Department of Immunology, University of Pittsburgh, Pittsburgh, PA 15260, USA.
Toxins (Basel). 2013 Jun 6;5(6):1105-18. doi: 10.3390/toxins5061105.
Pore-forming toxins are utilized by bacterial and mammalian cells to exert pathogenic effects and induce cell lysis. In addition to rapid plasma membrane repair, macrophages respond to pore-forming toxins through activation of the NLRP3 inflammasome, leading to IL-1β secretion and pyroptosis. The structural determinants of pore-forming toxins required for NLRP3 activation remain unknown. Here, we demonstrate using streptolysin O (SLO) that pore-formation controls IL-1β secretion and direct toxicity. An SLO mutant incapable of pore-formation did not promote direct killing, pyroptosis or IL-1β production. This indicated that pore formation is necessary for inflammasome activation. However, a partially active mutant (SLO N402C) that was less toxic to macrophages than wild-type SLO, even at concentrations that directly lysed an equivalent number of red blood cells, enhanced IL-1β production but did not alter pyroptosis. This suggests that direct lysis may attenuate immune responses by preventing macrophages from successfully repairing their plasma membrane and elaborating more robust cytokine production. We suggest that mutagenesis of pore-forming toxins represents a strategy to enhance adjuvant activity.

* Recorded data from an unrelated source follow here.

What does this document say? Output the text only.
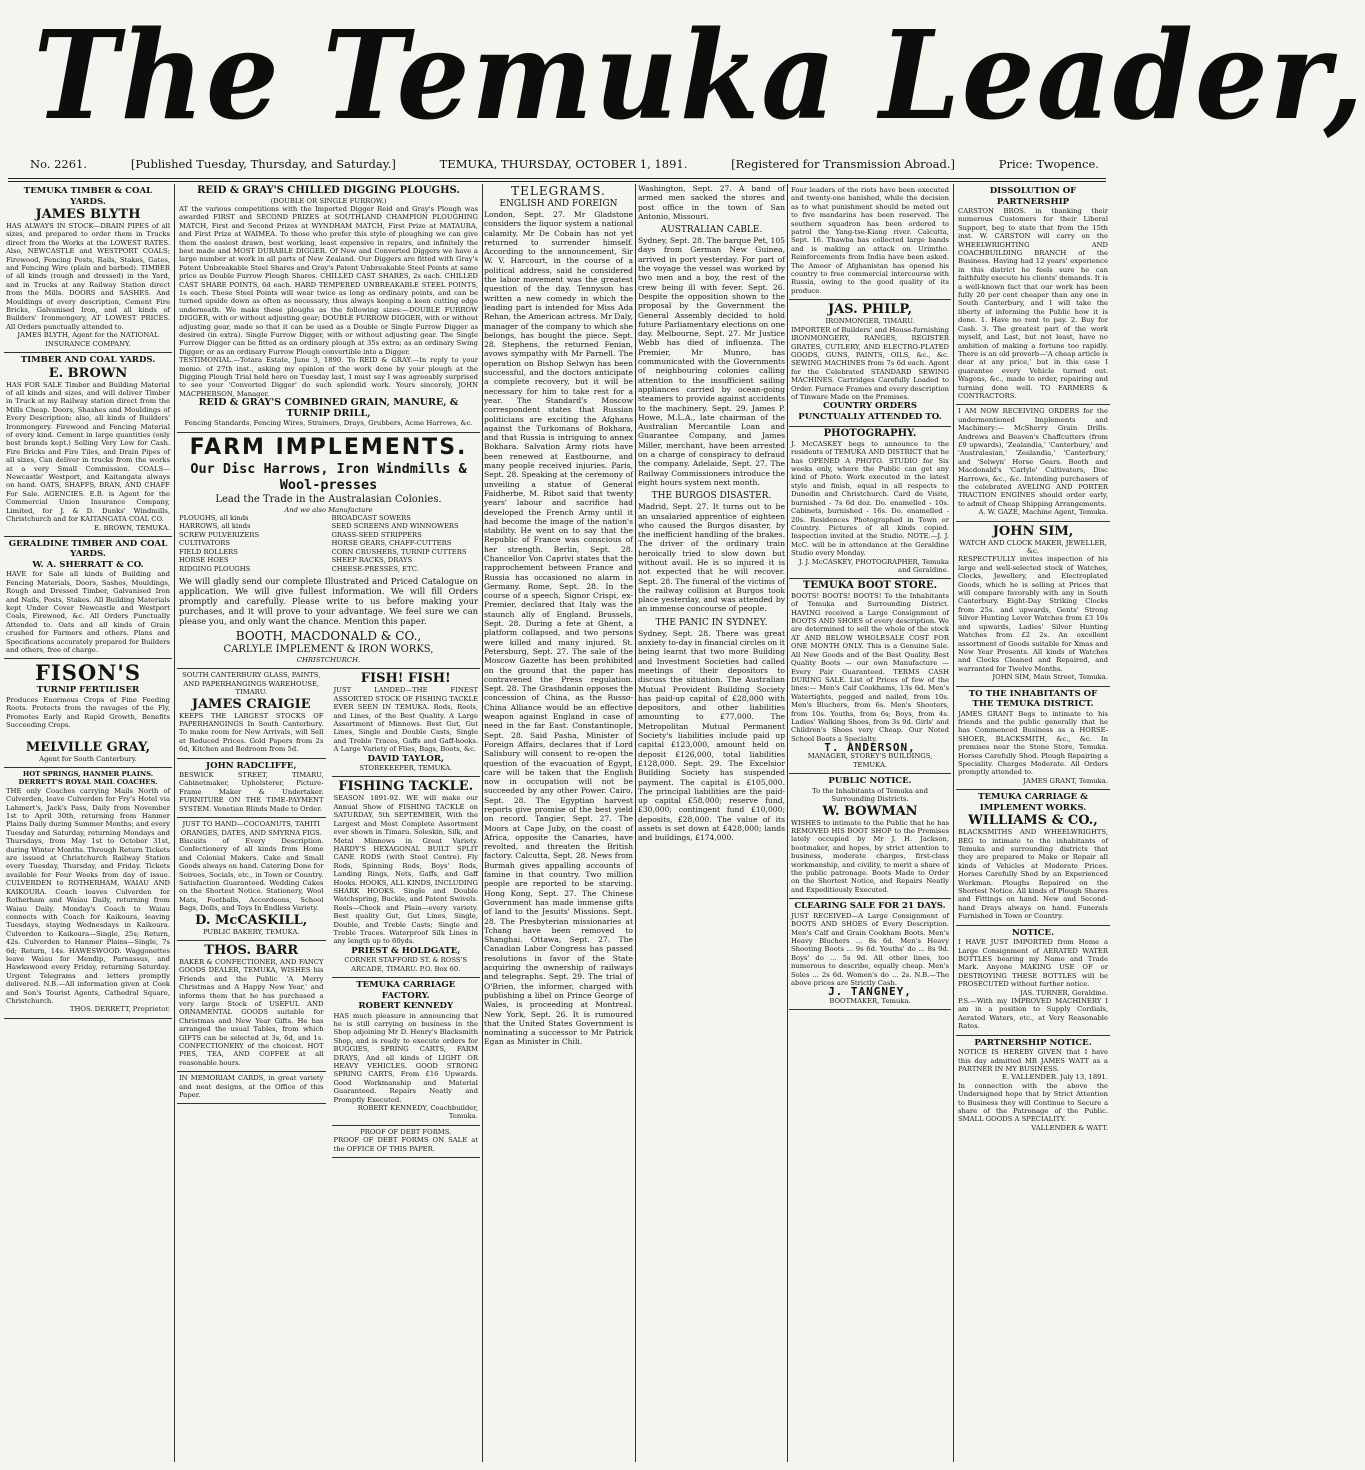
The Temuka Leader,
No. 2261.	[Published Tuesday, Thursday, and Saturday.]	TEMUKA, THURSDAY, OCTOBER 1, 1891.	[Registered for Transmission Abroad.]	Price: Twopence.
TEMUKA TIMBER & COAL YARDS.
JAMES BLYTH
HAS ALWAYS IN STOCK—DRAIN PIPES of all sizes, and prepared to order them in Trucks direct from the Works at the LOWEST RATES. Also, NEWCASTLE and WESTPORT COALS; Firewood, Fencing Posts, Rails, Stakes, Gates, and Fencing Wire (plain and barbed). TIMBER of all kinds (rough and dressed) in the Yard, and in Trucks at any Railway Station direct from the Mills. DOORS and SASHES. And Mouldings of every description, Cement Fire Bricks, Galvanised Iron, and all kinds of Builders' Ironmongery, AT LOWEST PRICES. All Orders punctually attended to.
JAMES BLYTH, Agent for the NATIONAL INSURANCE COMPANY.
TIMBER AND COAL YARDS.
E. BROWN
HAS FOR SALE Timber and Building Material of all kinds and sizes, and will deliver Timber in Truck at my Railway station direct from the Mills Cheap. Doors, Shashes and Mouldings of Every Description; also, all kinds of Builders' Ironmongery. Firewood and Fencing Material of every kind. Cement in large quantities (only best brands kept.) Selling Very Low for Cash. Fire Bricks and Fire Tiles, and Drain Pipes of all sizes, Can deliver in trucks from the works at a very Small Commission. COALS—Newcastle' Westport, and Kaitangata always on hand. OATS, SHAFFS, BRAN, AND CHAFF For Sale. AGENCIES. E.B. is Agent for the Commercial Union Insurance Company, Limited, for J. & D. Dunks' Windmills, Christchurch and for KAITANGATA COAL CO.
E. BROWN, TEMUKA.
GERALDINE TIMBER AND COAL YARDS.
W. A. SHERRATT & CO.
HAVE for Sale all kinds of Building and Fencing Materials, Doors, Sashes, Mouldings, Rough and Dressed Timber, Galvanised Iron and Nails, Posts, Stakes. All Building Materials kept Under Cover Newcastle and Westport Coals, Firewood, &c. All Orders Punctually Attended to. Oats and all kinds of Grain crushed for Farmers and others. Plans and Specifications accurately prepared for Builders and others, free of charge.
FISON'S
TURNIP FERTILISER
Produces Enormous Crops of Fine Feeding Roots. Protects from the ravages of the Fly, Promotes Early and Rapid Growth, Benefits Succeeding Crops.
MELVILLE GRAY,
Agent for South Canterbury.
HOT SPRINGS, HANMER PLAINS. DERRETT'S ROYAL MAIL COACHES.
THE only Coaches carrying Mails North of Culverden, leave Culverden for Fry's Hotel via Lahmert's, Jack's Pass, Daily from November 1st to April 30th, returning from Hanmer Plains Daily during Summer Months; and every Tuesday and Saturday, returning Mondays and Thursdays, from May 1st to October 31st, during Winter Months. Through Return Tickets are issued at Christchurch Railway Station every Tuesday, Thursday, and Friday. Tickets available for Four Weeks from day of issue. CULVERDEN to ROTHERHAM, WAIAU AND KAIKOURA. Coach leaves Culverden for Rotherham and Waiau Daily, returning from Waiau Daily. Monday's Coach to Waiau connects with Coach for Kaikoura, leaving Tuesdays, staying Wednesdays in Kaikoura. Culverden to Kaikoura—Single, 25s; Return, 42s. Culverden to Hanmer Plains—Single, 7s 6d; Return, 14s. HAWESWOOD. Waggonettes leave Waiau for Mendip, Parnassus, and Hawkswood every Friday, returning Saturday. Urgent Telegrams and letters promptly delivered. N.B.—All information given at Cook and Son's Tourist Agents, Cathedral Square, Christchurch.
THOS. DERRETT, Proprietor.
REID & GRAY'S CHILLED DIGGING PLOUGHS.
(DOUBLE OR SINGLE FURROW.)
AT the various competitions with the Imported Digger Reid and Gray's Plough was awarded FIRST and SECOND PRIZES at SOUTHLAND CHAMPION PLOUGHING MATCH, First and Second Prizes at WYNDHAM MATCH, First Prize at MATAURA, and First Prize at WAIMEA. To those who prefer this style of ploughing we can give them the easiest drawn, best working, least expensive in repairs, and infinitely the best made and MOST DURABLE DIGGER. Of New and Converted Diggers we have a large number at work in all parts of New Zealand. Our Diggers are fitted with Gray's Patent Unbreakable Steel Shares and Gray's Patent Unbreakable Steel Points at same price as Double Furrow Plough Shares. CHILLED CAST SHARES, 2s each. CHILLED CAST SHARE POINTS, 6d each. HARD TEMPERED UNBREAKABLE STEEL POINTS, 1s each. These Steel Points will wear twice as long as ordinary points, and can be turned upside down as often as necessary, thus always keeping a keen cutting edge underneath. We make these ploughs as the following sizes:—DOUBLE FURROW DIGGER, with or without adjusting gear; DOUBLE FURROW DIGGER, with or without adjusting gear, made so that it can be used as a Double or Single Furrow Digger as desired (in extra). Single Furrow Digger, with or without adjusting gear. The Single Furrow Digger can be fitted as an ordinary plough at 35s extra; as an ordinary Swing Digger; or as an ordinary Furrow Plough convertible into a Digger.
TESTIMONIAL.—Totara Estate, June 3, 1890. To REID & GRAY.—In reply to your memo. of 27th inst., asking my opinion of the work done by your plough at the Digging Plough Trial held here on Tuesday last, I must say I was agreeably surprised to see your 'Converted Digger' do such splendid work. Yours sincerely, JOHN MACPHERSON, Manager.
REID & GRAY'S COMBINED GRAIN, MANURE, & TURNIP DRILL,
Fencing Standards, Fencing Wires, Strainers, Drays, Grubbers, Acme Harrows, &c.
FARM IMPLEMENTS.
Our Disc Harrows, Iron Windmills & Wool-presses
Lead the Trade in the Australasian Colonies.
And we also Manufacture
PLOUGHS, all kinds
HARROWS, all kinds
SCREW PULVERIZERS
CULTIVATORS
FIELD ROLLERS
HORSE HOES
RIDGING PLOUGHS
BROADCAST SOWERS
SEED SCREENS AND WINNOWERS
GRASS-SEED STRIPPERS
HORSE GEARS, CHAFF-CUTTERS
CORN CRUSHERS, TURNIP CUTTERS
SHEEP RACKS, DRAYS
CHEESE-PRESSES, ETC.
We will gladly send our complete Illustrated and Priced Catalogue on application. We will give fullest information. We will fill Orders promptly and carefully. Please write to us before making your purchases, and it will prove to your advantage. We feel sure we can please you, and only want the chance. Mention this paper.
BOOTH, MACDONALD & CO.,
CARLYLE IMPLEMENT & IRON WORKS,
CHRISTCHURCH.
SOUTH CANTERBURY GLASS, PAINTS, AND PAPERHANGINGS WAREHOUSE, TIMARU.
JAMES CRAIGIE
KEEPS THE LARGEST STOCKS OF PAPERHANGINGS In South Canterbury. To make room for New Arrivals, will Sell at Reduced Prices. Gold Papers from 2s 6d, Kitchen and Bedroom from 5d.
JOHN RADCLIFFE,
BESWICK STREET, TIMARU, Cabinetmaker, Upholsterer, Picture-Frame Maker & Undertaker. FURNITURE ON THE TIME-PAYMENT SYSTEM. Venetian Blinds Made to Order.
JUST TO HAND—COCOANUTS, TAHITI ORANGES, DATES, AND SMYRNA FIGS.
Biscuits of Every Description. Confectionery of all kinds from Home and Colonial Makers. Cake and Small Goods always on hand. Catering Done for Soirees, Socials, etc., in Town or Country. Satisfaction Guaranteed. Wedding Cakes on the Shortest Notice. Stationery, Wool Mats, Footballs, Accordeons, School Bags, Dolls, and Toys In Endless Variety.
D. McCASKILL,
PUBLIC BAKERY, TEMUKA.
THOS. BARR
BAKER & CONFECTIONER, AND FANCY GOODS DEALER, TEMUKA, WISHES his Friends and the Public 'A Merry Christmas and A Happy New Year,' and informs them that he has purchased a very large Stock of USEFUL AND ORNAMENTAL GOODS suitable for Christmas and New Year Gifts. He has arranged the usual Tables, from which GIFTS can be selected at 3s, 6d, and 1s. CONFECTIONERY of the choicest. HOT PIES, TEA, AND COFFEE at all reasonable hours.
IN MEMORIAM CARDS, in great variety and neat designs, at the Office of this Paper.
FISH! FISH!
JUST LANDED—THE FINEST ASSORTED STOCK OF FISHING TACKLE EVER SEEN IN TEMUKA. Rods, Reels, and Lines, of the Best Quality. A Large Assortment of Minnows. Best Gut, Gut Lines, Single and Double Casts, Single and Treble Traces, Gaffs and Gaff-hooks. A Large Variety of Flies, Bags, Boots, &c.
DAVID TAYLOR,
STOREKEEPER, TEMUKA.
FISHING TACKLE.
SEASON 1891-92. WE will make our Annual Show of FISHING TACKLE on SATURDAY, 5th SEPTEMBER, With the Largest and Most Complete Assortment ever shown in Timaru. Soleskin, Silk, and Metal Minnows in Great Variety. HARDY'S HEXAGONAL BUILT SPLIT CANE RODS (with Steel Centre). Fly Rods, Spinning Rods, Boys' Rods, Landing Rings, Nets, Gaffs, and Gaff Hooks. HOOKS, ALL KINDS, INCLUDING SHARK HOOKS. Single and Double Watchspring, Buckle, and Patent Swivels. Reels—Check and Plain—every variety. Best quality Gut, Gut Lines, Single, Double, and Treble Casts; Single and Treble Traces. Waterproof Silk Lines in any length up to 60yds.
PRIEST & HOLDGATE,
CORNER STAFFORD ST. & ROSS'S ARCADE, TIMARU. P.O. Box 60.
TEMUKA CARRIAGE FACTORY.
ROBERT KENNEDY
HAS much pleasure in announcing that he is still carrying on business in the Shop adjoining Mr D. Henry's Blacksmith Shop, and is ready to execute orders for BUGGIES, SPRING CARTS, FARM DRAYS, And all kinds of LIGHT OR HEAVY VEHICLES. GOOD STRONG SPRING CARTS, From £16 Upwards. Good Workmanship and Material Guaranteed. Repairs Neatly and Promptly Executed.
ROBERT KENNEDY, Coachbuilder, Temuka.
PROOF OF DEBT FORMS.
PROOF OF DEBT FORMS ON SALE at the OFFICE OF THIS PAPER.
TELEGRAMS.
ENGLISH AND FOREIGN
London, Sept. 27. Mr Gladstone considers the liquor system a national calamity. Mr De Cobain has not yet returned to surrender himself. According to the announcement, Sir W. V. Harcourt, in the course of a political address, said he considered the labor movement was the greatest question of the day. Tennyson has written a new comedy in which the leading part is intended for Miss Ada Rehan, the American actress. Mr Daly, manager of the company to which she belongs, has bought the piece. Sept. 28. Stephens, the returned Fenian, avows sympathy with Mr Parnell. The operation on Bishop Selwyn has been successful, and the doctors anticipate a complete recovery, but it will be necessary for him to take rest for a year. The Standard's Moscow correspondent states that Russian politicians are exciting the Afghans against the Turkomans of Bokhara, and that Russia is intriguing to annex Bokhara. Salvation Army riots have been renewed at Eastbourne, and many people received injuries. Paris, Sept. 28. Speaking at the ceremony of unveiling a statue of General Faidherbe, M. Ribot said that twenty years' labour and sacrifice had developed the French Army until it had become the image of the nation's stability. He went on to say that the Republic of France was conscious of her strength. Berlin, Sept. 28. Chancellor Von Caprivi states that the rapprochement between France and Russia has occasioned no alarm in Germany. Rome, Sept. 28. In the course of a speech, Signor Crispi, ex-Premier, declared that Italy was the staunch ally of England. Brussels, Sept. 28. During a fete at Ghent, a platform collapsed, and two persons were killed and many injured. St. Petersburg, Sept. 27. The sale of the Moscow Gazette has been prohibited on the ground that the paper has contravened the Press regulation. Sept. 28. The Grashdanin opposes the concession of China, as the Russo-China Alliance would be an effective weapon against England in case of need in the far East. Constantinople, Sept. 28. Said Pasha, Minister of Foreign Affairs, declares that if Lord Salisbury will consent to re-open the question of the evacuation of Egypt, care will be taken that the English now in occupation will not be succeeded by any other Power. Cairo, Sept. 28. The Egyptian harvest reports give promise of the best yield on record. Tangier, Sept. 27. The Moors at Cape Juby, on the coast of Africa, opposite the Canaries, have revolted, and threaten the British factory. Calcutta, Sept. 28. News from Burmah gives appalling accounts of famine in that country. Two million people are reported to be starving. Hong Kong, Sept. 27. The Chinese Government has made immense gifts of land to the Jesuits' Missions. Sept. 28. The Presbyterian missionaries at Tchang have been removed to Shanghai. Ottawa, Sept. 27. The Canadian Labor Congress has passed resolutions in favor of the State acquiring the ownership of railways and telegraphs. Sept. 29. The trial of O'Brien, the informer, charged with publishing a libel on Prince George of Wales, is proceeding at Montreal. New York, Sept. 26. It is rumoured that the United States Government is nominating a successor to Mr Patrick Egan as Minister in Chili.
Washington, Sept. 27. A band of armed men sacked the stores and post office in the town of San Antonio, Missouri.
AUSTRALIAN CABLE.
Sydney, Sept. 28. The barque Pet, 105 days from German New Guinea, arrived in port yesterday. For part of the voyage the vessel was worked by two men and a boy, the rest of the crew being ill with fever. Sept. 26. Despite the opposition shown to the proposal by the Government the General Assembly decided to hold future Parliamentary elections on one day. Melbourne, Sept. 27. Mr Justice Webb has died of influenza. The Premier, Mr Munro, has communicated with the Governments of neighbouring colonies calling attention to the insufficient sailing appliances carried by ocean-going steamers to provide against accidents to the machinery. Sept. 29. James P. Howe, M.L.A., late chairman of the Australian Mercantile Loan and Guarantee Company, and James Miller, merchant, have been arrested on a charge of conspiracy to defraud the company. Adelaide, Sept. 27. The Railway Commissioners introduce the eight hours system next month.
THE BURGOS DISASTER.
Madrid, Sept. 27. It turns out to be an unsalaried apprentice of eighteen who caused the Burgos disaster, by the inefficient handling of the brakes. The driver of the ordinary train heroically tried to slow down but without avail. He is so injured it is not expected that he will recover. Sept. 28. The funeral of the victims of the railway collision at Burgos took place yesterday, and was attended by an immense concourse of people.
THE PANIC IN SYDNEY.
Sydney, Sept. 28. There was great anxiety to-day in financial circles on it being learnt that two more Building and Investment Societies had called meetings of their depositors to discuss the situation. The Australian Mutual Provident Building Society has paid-up capital of £28,000 with depositors, and other liabilities amounting to £77,000. The Metropolitan Mutual Permanent Society's liabilities include paid up capital £123,000, amount held on deposit £126,000, total liabilities £128,000. Sept. 29. The Excelsior Building Society has suspended payment. The capital is £105,000. The principal liabilities are the paid-up capital £58,000; reserve fund, £30,000; contingent fund £10,000; deposits, £28,000. The value of its assets is set down at £428,000; lands and buildings, £174,000.
Four leaders of the riots have been executed and twenty-one banished, while the decision as to what punishment should be meted out to five mandarins has been reserved. The southern squadron has been ordered to patrol the Yang-tse-Kiang river. Calcutta, Sept. 16. Thawba has collected large bands and is making an attack on Urimtho. Reinforcements from India have been asked. The Ameer of Afghanistan has opened his country to free commercial intercourse with Russia, owing to the good quality of its produce.
JAS. PHILP,
IRONMONGER, TIMARU.
IMPORTER of Builders' and House-furnishing IRONMONGERY, RANGES, REGISTER GRATES, CUTLERY, AND ELECTRO-PLATED GOODS, GUNS, PAINTS, OILS, &c., &c. SEWING MACHINES from 7s 6d each. Agent for the Celebrated STANDARD SEWING MACHINES. Cartridges Carefully Loaded to Order. Furnace Frames and every description of Tinware Made on the Premises.
COUNTRY ORDERS PUNCTUALLY ATTENDED TO.
PHOTOGRAPHY.
J. McCASKEY begs to announce to the residents of TEMUKA AND DISTRICT that he has OPENED A PHOTO. STUDIO for Six weeks only, where the Public can get any kind of Photo. Work executed in the latest style and finish, equal in all respects to Dunedin and Christchurch. Card de Visite, burnished - 7s 6d doz. Do. enamelled - 10s. Cabinets, burnished - 16s. Do. enamelled - 20s. Residences Photographed in Town or Country. Pictures of all kinds copied. Inspection invited at the Studio. NOTE.—J. J. McC. will be in attendance at the Geraldine Studio every Monday.
J. J. McCASKEY, PHOTOGRAPHER, Temuka and Geraldine.
TEMUKA BOOT STORE.
BOOTS! BOOTS! BOOTS! To the Inhabitants of Temuka and Surrounding District. HAVING received a Large Consignment of BOOTS AND SHOES of every description. We are determined to sell the whole of the stock AT AND BELOW WHOLESALE COST FOR ONE MONTH ONLY. This is a Genuine Sale. All New Goods and of the Best Quality. Best Quality Boots — our own Manufacture — Every Pair Guaranteed. TERMS CASH DURING SALE. List of Prices of few of the lines:— Men's Calf Cookhams, 13s 6d. Men's Watertights, pegged and nailed, from 10s. Men's Bluchers, from 6s. Men's Shooters, from 10s. Youths, from 6s; Boys, from 4s. Ladies' Walking Shoes, from 3s 9d. Girls' and Children's Shoes very Cheap. Our Noted School Boots a Specialty.
T. ANDERSON,
MANAGER, STOREY'S BUILDINGS, TEMUKA.
PUBLIC NOTICE.
To the Inhabitants of Temuka and Surrounding Districts.
W. BOWMAN
WISHES to intimate to the Public that he has REMOVED HIS BOOT SHOP to the Premises lately occupied by Mr J. H. Jackson, bootmaker, and hopes, by strict attention to business, moderate charges, first-class workmanship, and civility, to merit a share of the public patronage. Boots Made to Order on the Shortest Notice, and Repairs Neatly and Expeditiously Executed.
CLEARING SALE FOR 21 DAYS.
JUST RECEIVED—A Large Consignment of BOOTS AND SHOES of Every Description. Men's Calf and Grain Cookham Boots. Men's Heavy Bluchers ... 8s 6d. Men's Heavy Shooting Boots ... 9s 6d. Youths' do ... 8s 9d. Boys' do ... 5s 9d. All other lines, too numerous to describe, equally cheap. Men's Soles ... 2s 6d. Women's do ... 2s. N.B.—The above prices are Strictly Cash.
J. TANGNEY,
BOOTMAKER, Temuka.
DISSOLUTION OF PARTNERSHIP
CARSTON BROS. in thanking their numerous Customers for their Liberal Support, beg to state that from the 15th inst. W. CARSTON will carry on the WHEELWRIGHTING AND COACHBUILDING BRANCH of the Business. Having had 12 years' experience in this district he feels sure he can faithfully execute his clients' demands. It is a well-known fact that our work has been fully 20 per cent cheaper than any one in South Canterbury, and I will take the liberty of informing the Public how it is done. 1. Have no rent to pay. 2. Buy for Cash. 3. The greatest part of the work myself, and Last, but not least, have no ambition of making a fortune too rapidly. There is an old proverb—'A cheap article is dear at any price,' but in this case I guarantee every Vehicle turned out. Wagons, &c., made to order, repairing and turning done well. TO FARMERS & CONTRACTORS.
I AM NOW RECEIVING ORDERS for the undermentioned Implements and Machinery:— McSherry Grain Drills. Andrews and Beaven's Chaffcutters (from £9 upwards), 'Zealandia,' 'Canterbury,' and 'Australasian,' 'Zealandia,' 'Canterbury,' and 'Selwyn' Horse Gears. Booth and Macdonald's 'Carlyle' Cultivators, Disc Harrows, &c., &c. Intending purchasers of the celebrated AVELING AND PORTER TRACTION ENGINES should order early, to admit of Cheap Shipping Arrangements.
A. W. GAZE, Machine Agent, Temuka.
JOHN SIM,
WATCH AND CLOCK MAKER, JEWELLER, &c.
RESPECTFULLY invites inspection of his large and well-selected stock of Watches, Clocks, Jewellery, and Electroplated Goods, which he is selling at Prices that will compare favorably with any in South Canterbury. Eight-Day Striking Clocks from 25s. and upwards, Gents' Strong Silver Hunting Lever Watches from £3 10s and upwards, Ladies' Silver Hunting Watches from £2 2s. An excellent assortment of Goods suitable for Xmas and New Year Presents. All kinds of Watches and Clocks Cleaned and Repaired, and warranted for Twelve Months.
JOHN SIM, Main Street, Temuka.
TO THE INHABITANTS OF THE TEMUKA DISTRICT.
JAMES GRANT Begs to intimate to his friends and the public generally that he has Commenced Business as a HORSE-SHOER, BLACKSMITH, &c., &c. In premises near the Stone Store, Temuka. Horses Carefully Shod. Plough Repairing a Speciality. Charges Moderate. All Orders promptly attended to.
JAMES GRANT, Temuka.
TEMUKA CARRIAGE & IMPLEMENT WORKS.
WILLIAMS & CO.,
BLACKSMITHS AND WHEELWRIGHTS, BEG to intimate to the inhabitants of Temuka and surrounding districts that they are prepared to Make or Repair all kinds of Vehicles at Moderate Prices. Horses Carefully Shod by an Experienced Workman. Ploughs Repaired on the Shortest Notice. All kinds of Plough Shares and Fittings on hand. New and Second-hand Drays always on hand. Funerals Furnished in Town or Country.
NOTICE.
I HAVE JUST IMPORTED from Home a Large Consignment of AERATED WATER BOTTLES bearing my Name and Trade Mark. Anyone MAKING USE OF or DESTROYING THESE BOTTLES will be PROSECUTED without further notice.
JAS. TURNER, Geraldine.
P.S.—With my IMPROVED MACHINERY I am in a position to Supply Cordials, Aerated Waters, etc., at Very Reasonable Rates.
PARTNERSHIP NOTICE.
NOTICE IS HEREBY GIVEN that I have this day admitted MR JAMES WATT as a PARTNER IN MY BUSINESS.
E. VALLENDER. July 13, 1891.
In connection with the above the Undersigned hope that by Strict Attention to Business they will Continue to Secure a share of the Patronage of the Public. SMALL GOODS A SPECIALITY.
VALLENDER & WATT.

成孔毒素被细菌和哺乳动物细胞用于发挥致病作用并诱导细胞裂解。除了快速的质膜修复外,巨噬细胞还通过 Nlrp3 炎性小体的激活对成孔毒素作出反应,导致 Il-1β 的分泌和细胞焦亡。Nlrp3 激活所需的成孔毒素的结构决定因素尚不清楚。在这里,我们使用链球菌溶血素 O(SLO)证明,孔形成控制 Il-1β 的分泌和直接毒性。不能形成孔的 SLO 突变体不能促进直接杀伤、细胞焦亡或 Il-1β 的产生。这表明孔形成对于炎性小体的激活是必要的。然而,一种部分活性的突变体(SLO N402C)比野生型 SLO 对巨噬细胞的毒性更小,即使在浓度足以直接溶解相当数量的红细胞时,也能增强 Il-1β 的产生,但不改变细胞焦亡。这表明直接溶解可能通过阻止巨噬细胞成功修复质膜并产生更强烈的细胞因子来减弱免疫反应。我们认为,成孔毒素的突变代表了一种增强佐剂活性的策略。